America’s children are one quarter of our population and 100% of our future. The current US literacy rate is 79%, that’s 21% of Americans that are considered illiterate. 61% of families have no children’s books in their homes, which affects the child’s ability to develop the skills to begin reading on their own. 45% of the children in America cannot read at their grade level! Are you shocked? Me too!
Let's play a quick math game. What if I asked you the distance between points (9,1) and (−2,−1) is 5√5 ... would you be able to do it? This is something we all learned way back when but unless you have been training this part of your brain regularly – this question would take you some time to solve. Children’s learning is no different, and the summer represents a core time when this learning is put on hold.
It's not too late to fight the summer slide!

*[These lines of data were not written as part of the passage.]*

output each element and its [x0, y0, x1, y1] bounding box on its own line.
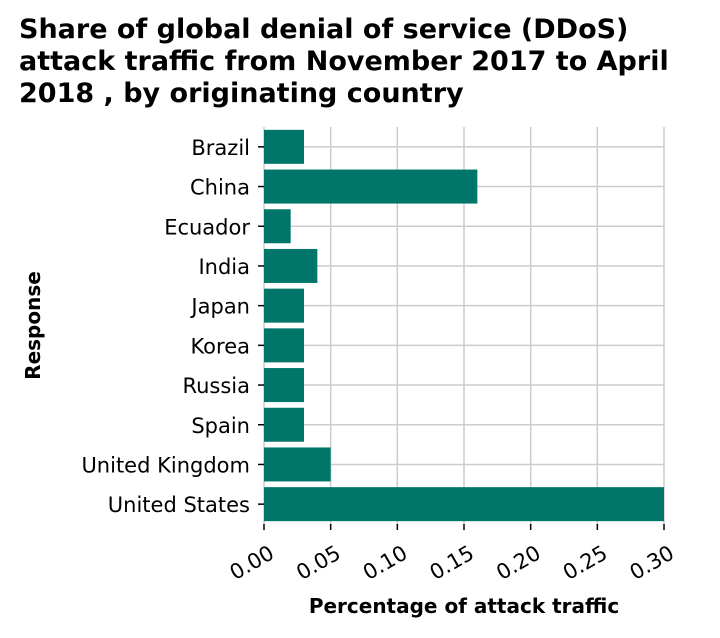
x-tick-label: 0.30 [626, 541, 679, 585]
bar-ecuador [264, 209, 291, 244]
x-tick-label: 0.20 [492, 541, 545, 585]
bar-russia [264, 368, 304, 403]
x-tick-label: 0.25 [559, 541, 612, 585]
bar-united-kingdom [264, 447, 331, 482]
bar-india [264, 248, 318, 283]
x-axis-title: Percentage of attack traffic [309, 594, 619, 618]
bar-spain [264, 407, 304, 442]
x-tick-label: 0.00 [226, 541, 279, 585]
y-tick-label: Russia [182, 374, 250, 398]
bar-korea [264, 328, 304, 363]
x-tick-label: 0.15 [426, 541, 479, 585]
y-tick-label: Brazil [191, 136, 250, 160]
y-tick-label: Japan [189, 295, 250, 319]
bar-brazil [264, 129, 304, 164]
bar-united-states [264, 487, 664, 522]
bar-japan [264, 288, 304, 323]
y-tick-label: Korea [190, 334, 250, 358]
bar-china [264, 169, 478, 204]
y-tick-label: China [190, 176, 250, 200]
chart-title: Share of global denial of service (DDoS)… [19, 14, 669, 109]
x-tick-label: 0.10 [359, 541, 412, 585]
y-axis-title: Response [21, 271, 45, 380]
y-tick-label: United States [108, 493, 250, 517]
y-tick-label: United Kingdom [81, 453, 250, 477]
y-tick-label: India [198, 255, 250, 279]
axes: Brazil China Ecuador India Japan Korea Russia S… [81, 136, 678, 585]
y-tick-label: Ecuador [164, 215, 250, 239]
bars [264, 129, 664, 522]
y-tick-label: Spain [191, 414, 250, 438]
x-tick-label: 0.05 [292, 541, 345, 585]
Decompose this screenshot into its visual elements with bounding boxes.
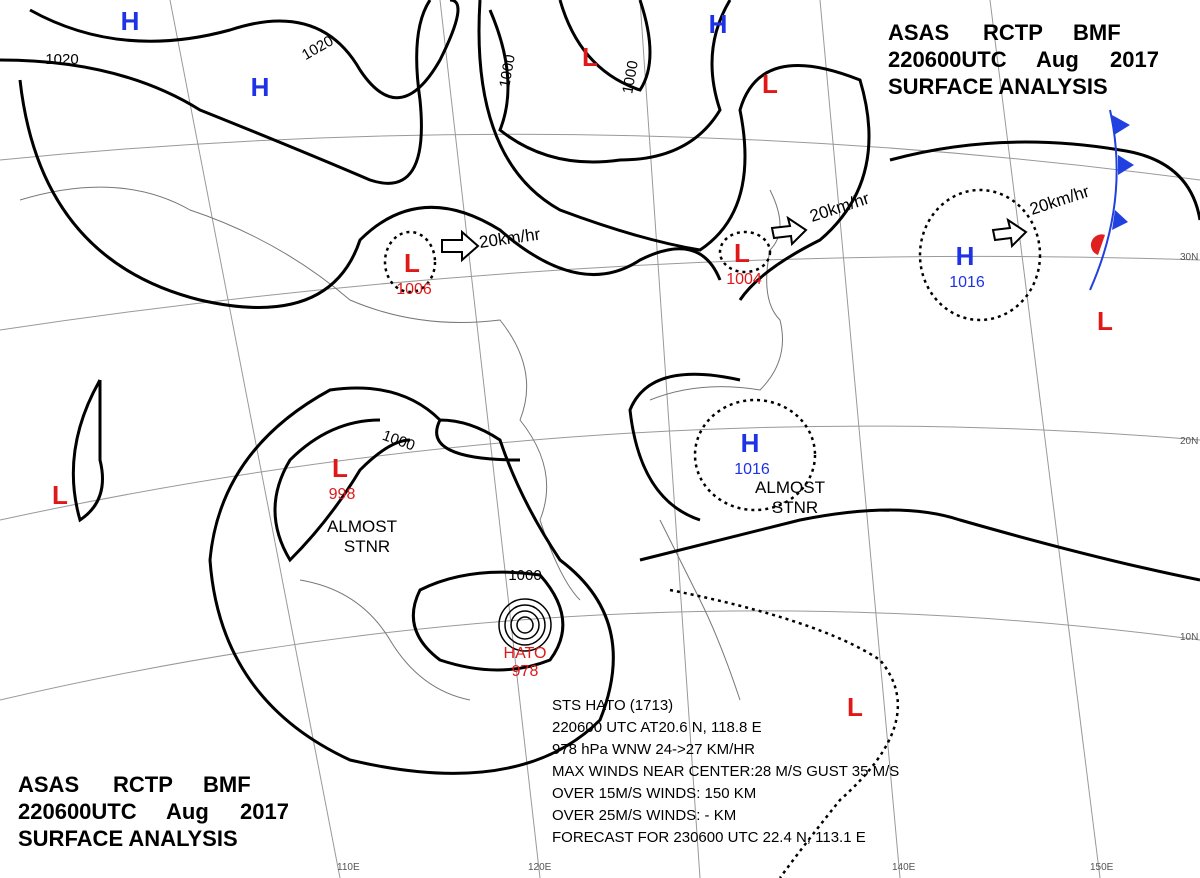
system-symbol: H	[121, 6, 140, 36]
header-text: Aug	[1036, 47, 1079, 72]
typhoon-info: FORECAST FOR 230600 UTC 22.4 N, 113.1 E	[552, 829, 866, 846]
latitude-label: 10N	[1180, 632, 1198, 643]
system-symbol: L	[847, 692, 863, 722]
longitude-label: 140E	[892, 862, 916, 873]
front	[1089, 109, 1134, 291]
header-title: SURFACE ANALYSIS	[888, 74, 1108, 99]
system-symbol: L	[332, 453, 348, 483]
isobar-label: 1000	[508, 567, 541, 584]
system-symbol: L	[404, 248, 420, 278]
system-symbol: H	[956, 241, 975, 271]
header-text: ASAS	[888, 20, 949, 45]
header-text: Aug	[166, 799, 209, 824]
latitude-label: 30N	[1180, 252, 1198, 263]
header-text: BMF	[1073, 20, 1121, 45]
longitude-label: 150E	[1090, 862, 1114, 873]
system-pressure: 1004	[726, 271, 762, 288]
header-text: RCTP	[983, 20, 1043, 45]
system-symbol: H	[709, 9, 728, 39]
typhoon-info: OVER 15M/S WINDS: 150 KM	[552, 785, 756, 802]
header-text: 2017	[1110, 47, 1159, 72]
system-symbol: L	[582, 42, 598, 72]
system-symbol: L	[762, 69, 778, 99]
header-text: RCTP	[113, 772, 173, 797]
typhoon-info: OVER 25M/S WINDS: - KM	[552, 807, 736, 824]
typhoon-name: HATO	[504, 645, 547, 662]
typhoon-rings	[498, 598, 552, 652]
system-pressure: 1016	[734, 461, 770, 478]
system-pressure: 1016	[949, 274, 985, 291]
stationary-label: STNR	[344, 537, 390, 556]
header-text: BMF	[203, 772, 251, 797]
typhoon-info: STS HATO (1713)	[552, 697, 673, 714]
system-symbol: L	[734, 238, 750, 268]
header-text: 220600UTC	[888, 47, 1007, 72]
dotted-contours	[383, 188, 1042, 878]
system-pressure: 998	[329, 486, 356, 503]
typhoon-info: 978 hPa WNW 24->27 KM/HR	[552, 741, 755, 758]
latitude-label: 20N	[1180, 436, 1198, 447]
stationary-label: ALMOST	[327, 517, 397, 536]
isobar-label: 1020	[45, 51, 78, 68]
header-title: SURFACE ANALYSIS	[18, 826, 238, 851]
stationary-label: ALMOST	[755, 478, 825, 497]
header-text: ASAS	[18, 772, 79, 797]
typhoon-info: 220600 UTC AT20.6 N, 118.8 E	[552, 719, 762, 736]
longitude-label: 120E	[528, 862, 552, 873]
stationary-label: STNR	[772, 498, 818, 517]
system-symbol: L	[52, 480, 68, 510]
header-text: 2017	[240, 799, 289, 824]
isobar-label: 1000	[496, 53, 519, 89]
typhoon-pressure: 978	[512, 663, 539, 680]
longitude-label: 110E	[337, 862, 360, 873]
motion-arrows	[441, 215, 1028, 263]
system-symbol: H	[741, 428, 760, 458]
isobar-label: 1000	[619, 59, 642, 95]
header-text: 220600UTC	[18, 799, 137, 824]
system-symbol: H	[251, 72, 270, 102]
typhoon-info: MAX WINDS NEAR CENTER:28 M/S GUST 35 M/S	[552, 763, 899, 780]
isobars	[0, 0, 1200, 775]
system-pressure: 1006	[396, 281, 432, 298]
system-symbol: L	[1097, 306, 1113, 336]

Reading throughout the summer will help your child retain knowledge and skills learned in school and not fall prey to the summer slide. In addition to reading, we will be gardening, expressing ourselves with sidewalk chalk, creating greeting cards and posters for our senior centers, sea creatures from shells, making edible crystals, scavenger hunts, and book bingo, the list goes on. Our theme this year is Oceans of Possibilities. We are excited to be partnering with the HARDIN COUNTY HISTORICAL MUSEUMS, INC. this year. They are sharing many wonderful things from their collections!
If you are not comfortable coming in, call us and we will reserve your books for you and bring them to the curb. Any questions call 419-673-2278 or email SRP@mljlibrary.org
Summer Reading Program
Summer reading is critical for students to retain knowledge and skills learned in the previous school year. Students who don't read are at risk of falling behind their classmates.
Parents and teachers can avoid this by making sure kids take time to read. Reading with your children builds warm and happy associations with books, increasing the likelihood that kids will find reading enjoyable in the future.
Reading at home boosts school performance later on. It also increases vocabulary, raises self-esteem, builds good communication skills, and strengthens the prediction engine that is the human brain.
I have a reluctant reader, what can I do?
A reluctant reader is, quite simply, any student who does not show any interest in reading. These students may actively resist reading, mask their dislike by clowning around or misbehaving when asked to read, become easily frustrated during reading, or need to be coaxed into picking up a book. Allow them to pick the books they will read. Interest is half the battle.
Suggest Audio Books
If children have a hard time reading, suggest they read a few books over the summer to help build their reading skills. At the same time, find books that are also available on audiotape. This can help encourage students to keep reading even if they don't particularly like it. A book on tape or cd still opens up the world of adventure and gives students a boost in literacy skills.
Emphasize the power of choice
One powerful way to engage reluctant readers is to allow them a choice of what to read, thereby giving them ownership of their own learning
Read with your child
Spend time reading with your child. Take 15-20 minutes a day, pull out your book and have your child pull out theirs. Read together.
10 Benefits of Summer Reading Programs
- Improve Reading Skills
- Increase desire to read
- Improve Self-Esteem
- Neutralize Summer Learning Loss
- Improve Comprehension
- Improve Memory Skills
- Improves brain connectivity
- Increases your vocabulary and comprehension
- Empowers you to empathize with other people
- Aids in sleep readiness
Benefits of including early learners in the summer reading program:
- Young children will gain self-confidence and a love for reading, books, and the library
- The groundwork will be laid for children to become lifelong readers and learners
- Entire families will have the opportunity to participate in age-appropriate summer reading programs
- Completion of the program will give children a sense of accomplishment and belonging
- Parents and caregivers will gain knowledge about early literacy and learning activities at the library that they can continue at home
- The library may become a community destination for more families during the summer
Benefits of summer reading programming for children:
- Children are motivated to read.
- Children develop positive attitudes about reading, books, and the library.
- Children maintain their reading skills during summer vacation.
- Children have access to experiences that further their sense of discovery.
- Children have access to experiences through which they can learn to work cooperatively.
Benefits of teenage programming in a summer reading program:
- Many teenagers find enjoyment in reading
- Having high levels of literacy are needed for higher education and future employment
- Most standardized tests that teenagers will take include a reading comprehension portion.